Para o ministro Lewandowski, o país tem avançado muito na área de direitos humanos, não apenas na teoria, mas também no aspecto prático. “Este é um projeto importante porque representa um salto civilizatório extremamente significativo para o país”, afirmou o ministro.

Ele lembrou que o Brasil é o país que tem a quarta maior população prisional do mundo, com cerca de 600 mil presos, e que aproximadamente 40% deles são provisórios. “São 240 mil presos que ficam em média seis meses detidos sem se confrontarem com um juiz, como é seu direito constitucional, e correm o risco não só de sofrer diversos tipos de violência, mas também de serem cooptados por organizações criminosas”, explicou.

O projeto do CNJ, já adotado por doze estados da federação, busca garantir a apresentação de todos os presos em flagrante a um juiz no prazo máximo de 24 horas. Na audiência, da qual participam também um membro do Ministério Público e a defesa do preso ou um representante da Defensoria Pública, o juiz pode avaliar a legalidade, necessidade e adequação da prisão ou a possibilidade de adoção de medidas cautelares até o julgamento do processo. Com isso, é possível evitar prisões provisórias desnecessárias e até detectar possíveis ocorrências de torturas ou maus-tratos aos presos.

“O objetivo do projeto vai muito além de uma providência processual, pois valoriza a importância da garantia do primado da dignidade da pessoa humana, que deve ser a preocupação fundamental do Poder Judiciário”, afirmou a presidente do Tribunal de Justiça do Estado do Ceará (TJCE), desembargadora Iracema Martins do Vale, que participou da cerimônia de assinatura dos termos de cooperação que marcam a entrada do estado no projeto.

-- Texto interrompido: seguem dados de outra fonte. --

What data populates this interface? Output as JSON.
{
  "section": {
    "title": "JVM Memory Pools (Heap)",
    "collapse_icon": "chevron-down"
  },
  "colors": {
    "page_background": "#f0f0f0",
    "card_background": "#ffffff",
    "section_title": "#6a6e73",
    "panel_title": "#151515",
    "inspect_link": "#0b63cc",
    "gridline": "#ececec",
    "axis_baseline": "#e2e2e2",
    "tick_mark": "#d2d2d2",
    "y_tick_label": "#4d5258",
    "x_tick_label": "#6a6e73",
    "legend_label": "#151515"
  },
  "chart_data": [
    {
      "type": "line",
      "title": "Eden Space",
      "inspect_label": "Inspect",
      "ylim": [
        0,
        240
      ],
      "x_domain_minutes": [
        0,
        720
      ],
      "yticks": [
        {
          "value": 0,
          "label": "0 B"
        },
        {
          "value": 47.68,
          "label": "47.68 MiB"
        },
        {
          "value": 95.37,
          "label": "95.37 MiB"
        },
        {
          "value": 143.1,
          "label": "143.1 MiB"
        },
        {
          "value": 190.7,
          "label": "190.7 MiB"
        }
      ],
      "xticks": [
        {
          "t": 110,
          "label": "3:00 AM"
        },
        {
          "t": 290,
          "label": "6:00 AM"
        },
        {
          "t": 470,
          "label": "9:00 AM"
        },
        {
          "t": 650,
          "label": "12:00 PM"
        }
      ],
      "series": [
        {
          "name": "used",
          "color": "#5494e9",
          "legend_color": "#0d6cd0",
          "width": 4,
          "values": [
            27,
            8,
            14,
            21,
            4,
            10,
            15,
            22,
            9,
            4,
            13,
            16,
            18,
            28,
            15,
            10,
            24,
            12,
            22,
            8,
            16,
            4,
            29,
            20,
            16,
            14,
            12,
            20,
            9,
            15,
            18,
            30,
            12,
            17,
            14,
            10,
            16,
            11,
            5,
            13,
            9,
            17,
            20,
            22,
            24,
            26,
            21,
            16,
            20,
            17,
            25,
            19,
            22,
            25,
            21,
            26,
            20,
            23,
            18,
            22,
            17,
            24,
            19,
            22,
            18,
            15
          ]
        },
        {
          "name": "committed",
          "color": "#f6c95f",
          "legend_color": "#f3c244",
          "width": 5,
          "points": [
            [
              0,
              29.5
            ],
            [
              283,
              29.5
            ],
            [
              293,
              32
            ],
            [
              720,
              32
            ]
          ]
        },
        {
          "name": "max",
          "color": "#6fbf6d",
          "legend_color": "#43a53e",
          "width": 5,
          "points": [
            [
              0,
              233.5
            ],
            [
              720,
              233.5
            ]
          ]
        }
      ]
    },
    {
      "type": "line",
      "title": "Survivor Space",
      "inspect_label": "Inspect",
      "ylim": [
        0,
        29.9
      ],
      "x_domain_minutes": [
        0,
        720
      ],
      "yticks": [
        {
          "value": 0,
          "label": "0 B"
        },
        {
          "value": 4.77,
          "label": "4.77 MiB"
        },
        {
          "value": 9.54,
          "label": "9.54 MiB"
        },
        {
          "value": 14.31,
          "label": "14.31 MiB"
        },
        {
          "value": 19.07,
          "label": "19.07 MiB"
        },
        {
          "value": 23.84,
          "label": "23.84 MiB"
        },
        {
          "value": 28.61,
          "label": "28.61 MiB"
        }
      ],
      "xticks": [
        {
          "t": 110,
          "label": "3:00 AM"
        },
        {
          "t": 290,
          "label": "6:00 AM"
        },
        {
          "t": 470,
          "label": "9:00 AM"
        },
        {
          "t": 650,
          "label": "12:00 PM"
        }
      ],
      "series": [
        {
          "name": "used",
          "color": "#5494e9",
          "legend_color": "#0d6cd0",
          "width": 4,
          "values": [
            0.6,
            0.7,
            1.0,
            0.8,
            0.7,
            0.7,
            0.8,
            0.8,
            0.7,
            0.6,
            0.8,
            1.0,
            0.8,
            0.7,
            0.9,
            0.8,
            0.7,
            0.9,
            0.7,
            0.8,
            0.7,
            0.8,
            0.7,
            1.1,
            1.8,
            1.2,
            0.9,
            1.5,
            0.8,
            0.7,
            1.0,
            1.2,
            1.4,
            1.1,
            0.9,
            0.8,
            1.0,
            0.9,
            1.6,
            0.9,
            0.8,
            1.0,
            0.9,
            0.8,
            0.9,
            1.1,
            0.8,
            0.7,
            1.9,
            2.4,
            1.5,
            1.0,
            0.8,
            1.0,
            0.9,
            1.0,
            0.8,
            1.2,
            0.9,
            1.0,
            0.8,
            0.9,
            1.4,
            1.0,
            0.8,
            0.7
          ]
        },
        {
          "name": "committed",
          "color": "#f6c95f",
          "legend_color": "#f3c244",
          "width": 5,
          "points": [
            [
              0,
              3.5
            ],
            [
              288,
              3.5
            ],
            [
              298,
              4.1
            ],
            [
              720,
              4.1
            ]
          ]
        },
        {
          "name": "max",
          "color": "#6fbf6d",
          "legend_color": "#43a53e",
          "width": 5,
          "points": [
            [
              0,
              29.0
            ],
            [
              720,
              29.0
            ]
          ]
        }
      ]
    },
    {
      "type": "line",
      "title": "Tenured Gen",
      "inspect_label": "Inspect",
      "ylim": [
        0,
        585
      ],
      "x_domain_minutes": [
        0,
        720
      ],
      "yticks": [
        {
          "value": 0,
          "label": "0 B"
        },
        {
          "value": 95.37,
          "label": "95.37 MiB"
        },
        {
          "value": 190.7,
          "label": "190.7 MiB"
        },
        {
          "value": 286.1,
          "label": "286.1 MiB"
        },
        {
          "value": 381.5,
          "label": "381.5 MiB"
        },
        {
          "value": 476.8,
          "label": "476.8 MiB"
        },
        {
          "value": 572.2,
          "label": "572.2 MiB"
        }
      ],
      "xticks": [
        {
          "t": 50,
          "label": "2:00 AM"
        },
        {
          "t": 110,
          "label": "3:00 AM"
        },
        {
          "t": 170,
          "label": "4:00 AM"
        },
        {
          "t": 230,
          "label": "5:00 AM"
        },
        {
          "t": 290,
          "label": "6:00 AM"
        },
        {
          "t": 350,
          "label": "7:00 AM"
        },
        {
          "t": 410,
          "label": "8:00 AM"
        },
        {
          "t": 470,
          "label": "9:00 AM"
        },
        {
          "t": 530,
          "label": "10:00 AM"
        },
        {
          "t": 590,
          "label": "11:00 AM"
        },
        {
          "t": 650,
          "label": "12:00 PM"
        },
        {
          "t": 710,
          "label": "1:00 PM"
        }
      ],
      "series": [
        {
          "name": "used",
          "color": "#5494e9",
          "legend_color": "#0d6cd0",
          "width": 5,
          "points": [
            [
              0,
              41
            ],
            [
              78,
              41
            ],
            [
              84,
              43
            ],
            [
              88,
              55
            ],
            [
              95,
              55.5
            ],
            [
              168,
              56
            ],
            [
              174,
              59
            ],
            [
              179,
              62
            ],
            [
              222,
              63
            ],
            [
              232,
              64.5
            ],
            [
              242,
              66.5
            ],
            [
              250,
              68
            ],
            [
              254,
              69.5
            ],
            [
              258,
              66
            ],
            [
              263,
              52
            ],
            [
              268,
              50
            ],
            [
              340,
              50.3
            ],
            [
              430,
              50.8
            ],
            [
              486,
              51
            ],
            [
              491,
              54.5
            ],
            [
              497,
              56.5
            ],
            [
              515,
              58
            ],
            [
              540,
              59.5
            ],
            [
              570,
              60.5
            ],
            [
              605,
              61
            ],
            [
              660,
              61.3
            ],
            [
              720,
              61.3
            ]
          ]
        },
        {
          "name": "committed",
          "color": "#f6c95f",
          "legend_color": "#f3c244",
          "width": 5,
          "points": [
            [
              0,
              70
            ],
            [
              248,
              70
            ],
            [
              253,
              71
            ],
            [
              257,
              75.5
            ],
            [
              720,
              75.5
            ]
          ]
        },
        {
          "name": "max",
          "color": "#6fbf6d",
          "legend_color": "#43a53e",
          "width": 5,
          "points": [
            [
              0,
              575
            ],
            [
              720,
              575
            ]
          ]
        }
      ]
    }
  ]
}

O evento foi realizado no Palácio da Justiça e contou ainda com a participação do governador Camilo Santana, dos ministros do Superior Tribunal de Justiça (STJ), Raul Araújo Filho e Napoleão Nunes Maia, do corregedor-geral de Justiça do Ceará, desembargador Francisco Lincoln Araújo e Silva, dos secretários de Estado da Justiça, Hélio leitão, e da Segurança, Delci Teixeira, do procurador-geral da Justiça, Ricardo Machado, do vice-presidente do Instituto de Defesa do Direito de Defesa (IDDD), Fábio Tofic, e do jurista Paulo Bonavides, um dos maiores constitucionalistas do país.

Em seu discurso, o presidente do CNJ também agradeceu a colaboração do governo estadual, pois, segundo o ministro, trata-se um de parceiro importante para que a iniciativa tenha sucesso. “O papel do Executivo é fundamental, pois há a questão do transporte dos presos, então é preciso ter viaturas à disposição, escoltas policiais, enfim, toda uma infraestrutura material”, explicou.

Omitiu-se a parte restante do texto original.